At the Whistlestop Cafe, 15 of the 19 patrons are mechanics. If a sample of 8 is taken, what is the probability that exactly 5 patrons are mechanics? Round your answer to 4 decimal places.
To solve this probability question, you'll need to use the concept of hypergeometric distribution. The hypergeometric distribution is used when you have a sample drawn from a finite population without replacement. In this case, you have a sample of 8 patrons drawn from a total of 19.
The probability of exactly 5 patrons being mechanics can be calculated using the formula:
P(X = k) = (C(m, k) * C(N - m, n - k)) / C(N, n)
where:
P(X = k) is the probability of exactly k successes (in this case, 5 mechanics),
C(a, b) is the combination function of a choose b,
m is the number of mechanics (15),
N is the total number of patrons (19),
n is the sample size (8), and
k is the number of mechanics in the sample (5).

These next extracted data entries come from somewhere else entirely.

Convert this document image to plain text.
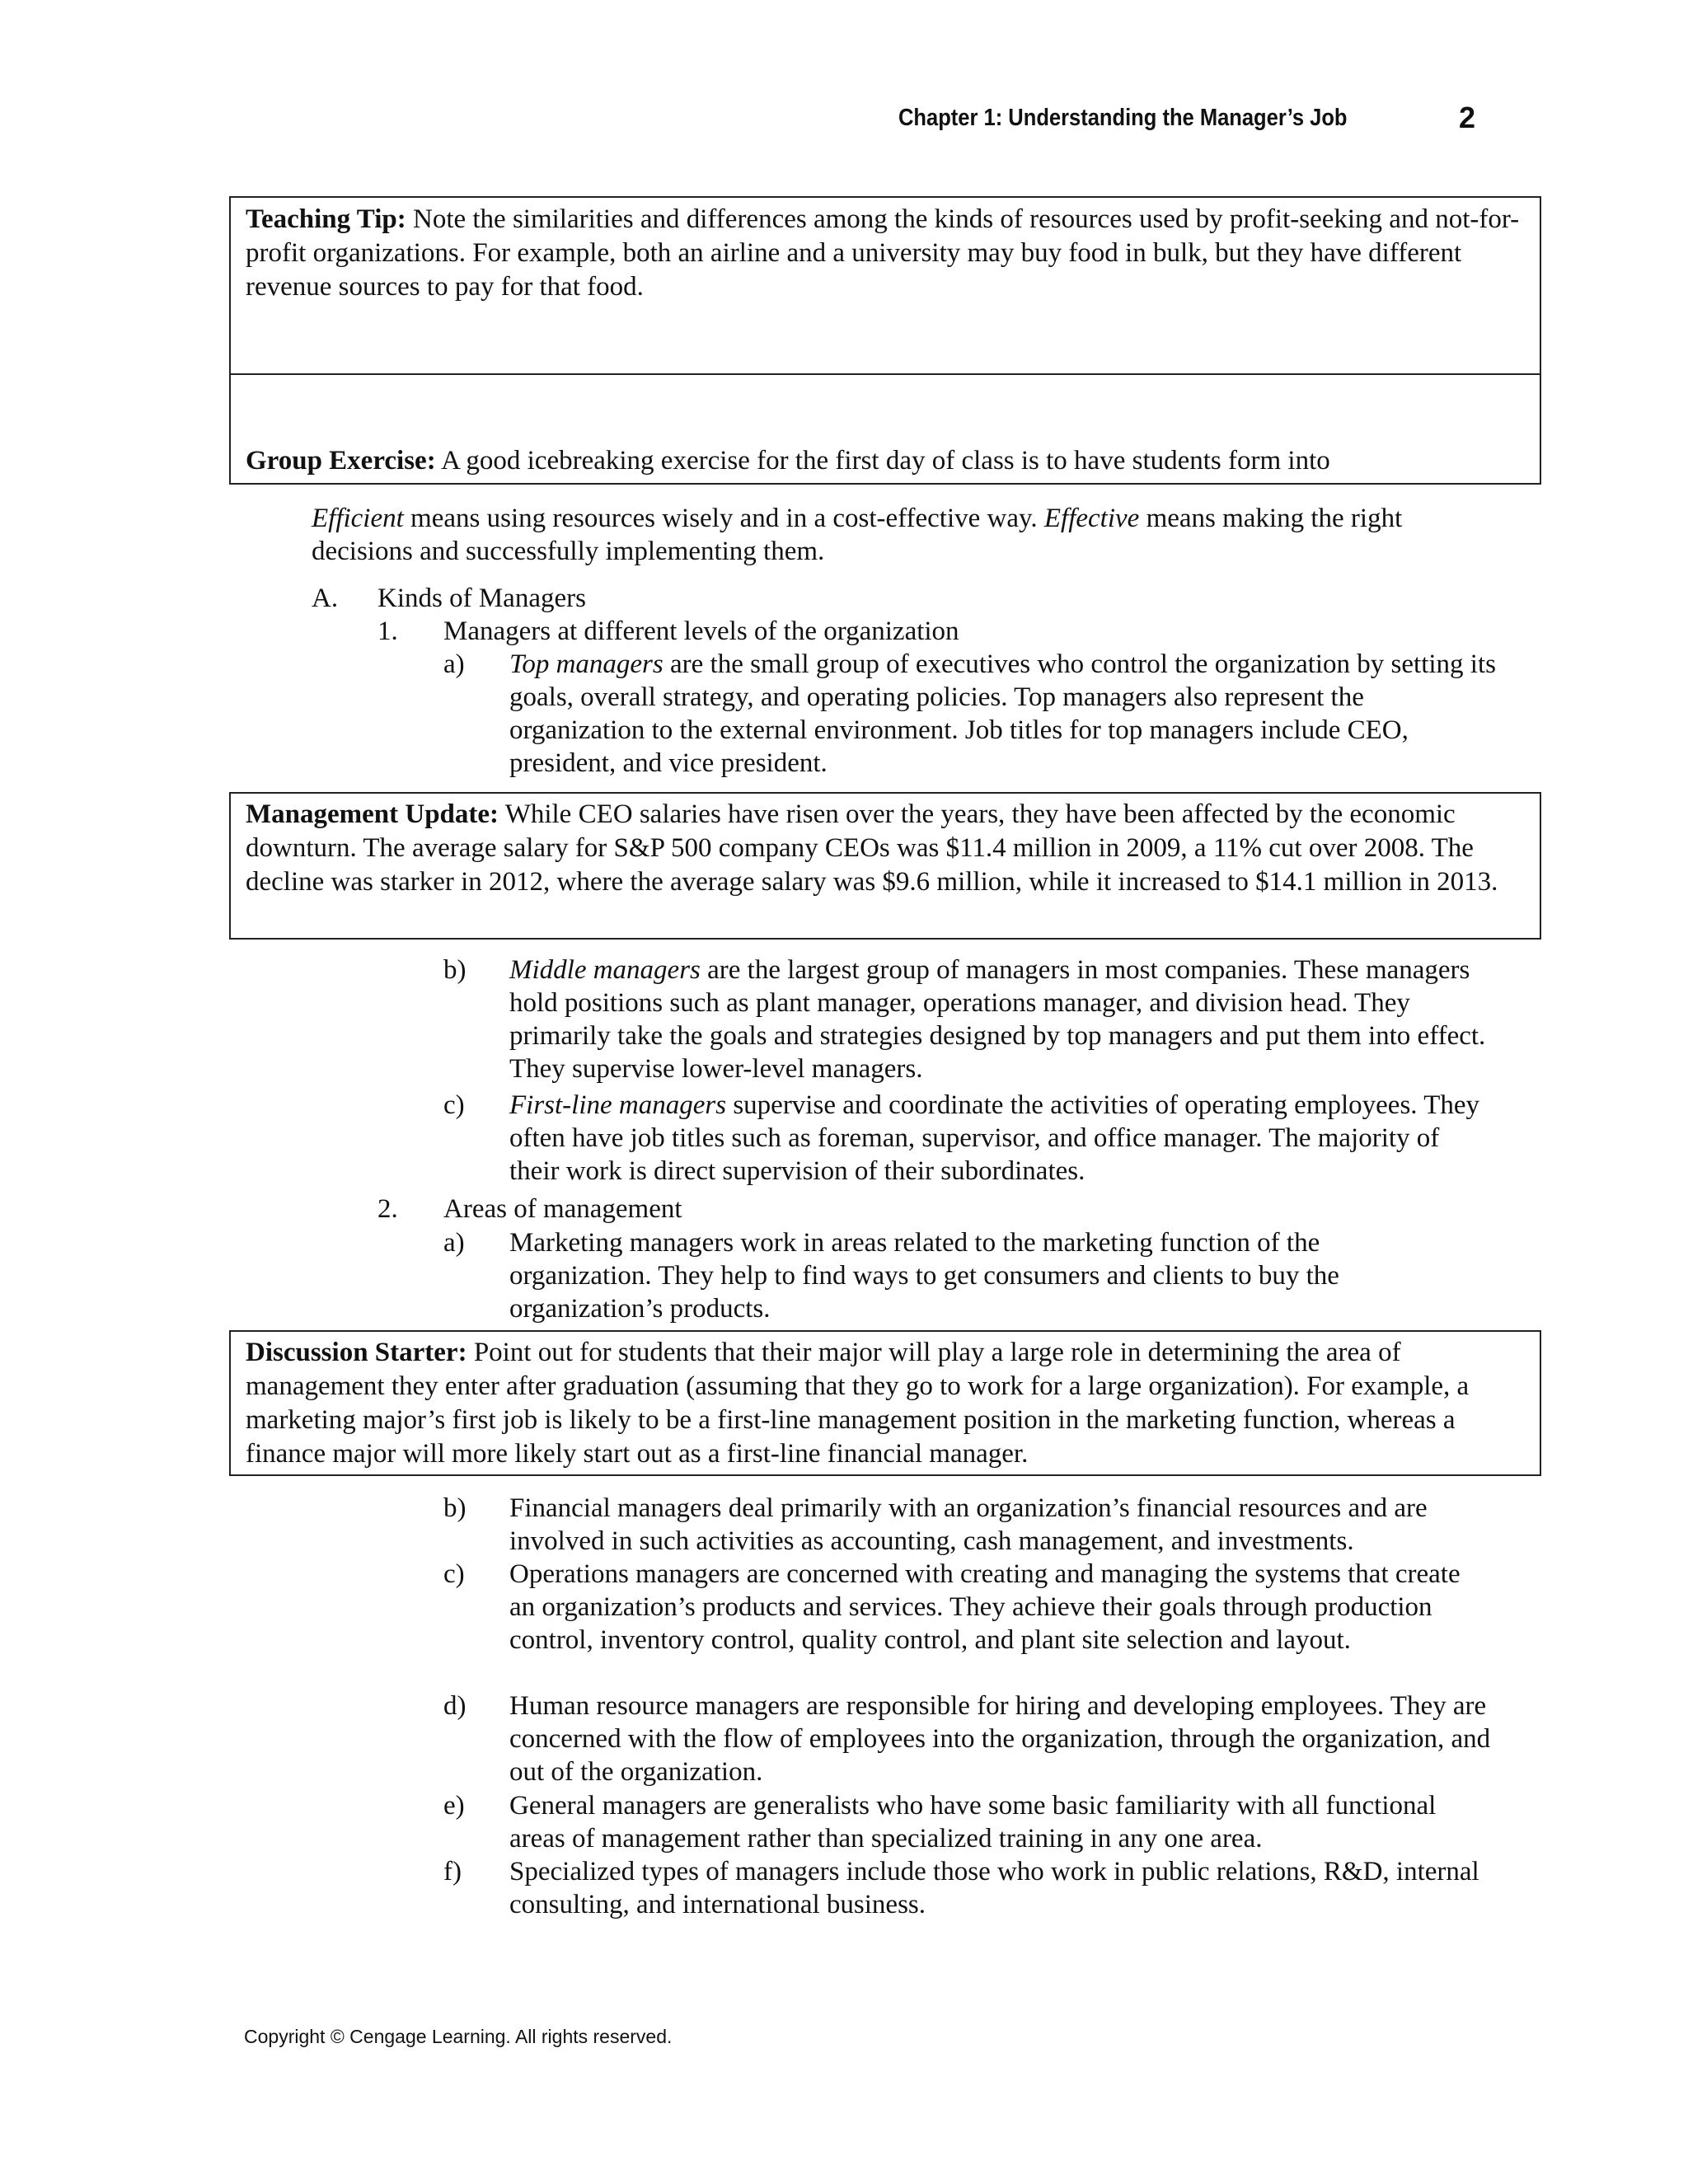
Chapter 1: Understanding the Manager’s Job	2
Teaching Tip: Note the similarities and differences among the kinds of resources used by profit-seeking and not-for-profit organizations. For example, both an airline and a university may buy food in bulk, but they have different revenue sources to pay for that food.
Group Exercise: A good icebreaking exercise for the first day of class is to have students form into
Efficient means using resources wisely and in a cost-effective way. Effective means making the right decisions and successfully implementing them.
A. Kinds of Managers
1. Managers at different levels of the organization
a) Top managers are the small group of executives who control the organization by setting its goals, overall strategy, and operating policies. Top managers also represent the organization to the external environment. Job titles for top managers include CEO, president, and vice president.
Management Update: While CEO salaries have risen over the years, they have been affected by the economic downturn. The average salary for S&P 500 company CEOs was $11.4 million in 2009, a 11% cut over 2008. The decline was starker in 2012, where the average salary was $9.6 million, while it increased to $14.1 million in 2013.
b) Middle managers are the largest group of managers in most companies. These managers hold positions such as plant manager, operations manager, and division head. They primarily take the goals and strategies designed by top managers and put them into effect. They supervise lower-level managers.
c) First-line managers supervise and coordinate the activities of operating employees. They often have job titles such as foreman, supervisor, and office manager. The majority of their work is direct supervision of their subordinates.
2. Areas of management
a) Marketing managers work in areas related to the marketing function of the organization. They help to find ways to get consumers and clients to buy the organization’s products.
Discussion Starter: Point out for students that their major will play a large role in determining the area of management they enter after graduation (assuming that they go to work for a large organization). For example, a marketing major’s first job is likely to be a first-line management position in the marketing function, whereas a finance major will more likely start out as a first-line financial manager.
b) Financial managers deal primarily with an organization’s financial resources and are involved in such activities as accounting, cash management, and investments.
c) Operations managers are concerned with creating and managing the systems that create an organization’s products and services. They achieve their goals through production control, inventory control, quality control, and plant site selection and layout.
d) Human resource managers are responsible for hiring and developing employees. They are concerned with the flow of employees into the organization, through the organization, and out of the organization.
e) General managers are generalists who have some basic familiarity with all functional areas of management rather than specialized training in any one area.
f) Specialized types of managers include those who work in public relations, R&D, internal consulting, and international business.
Copyright © Cengage Learning. All rights reserved.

Now, let's substitute the values into the formula:
P(X = 5) = (C(15, 5) * C(19 - 15, 8 - 5)) / C(19, 8)
C(15, 5) = 3003 (15 choose 5)
C(4, 3) = 4 (4 choose 3)
C(19, 8) = 75582 (19 choose 8)
P(X = 5) = (3003 * 4) / 75582
P(X = 5) ≈ 0.1585
Therefore, the probability that exactly 5 out of the 8 patrons are mechanics is approximately 0.1585 when rounded to four decimal places.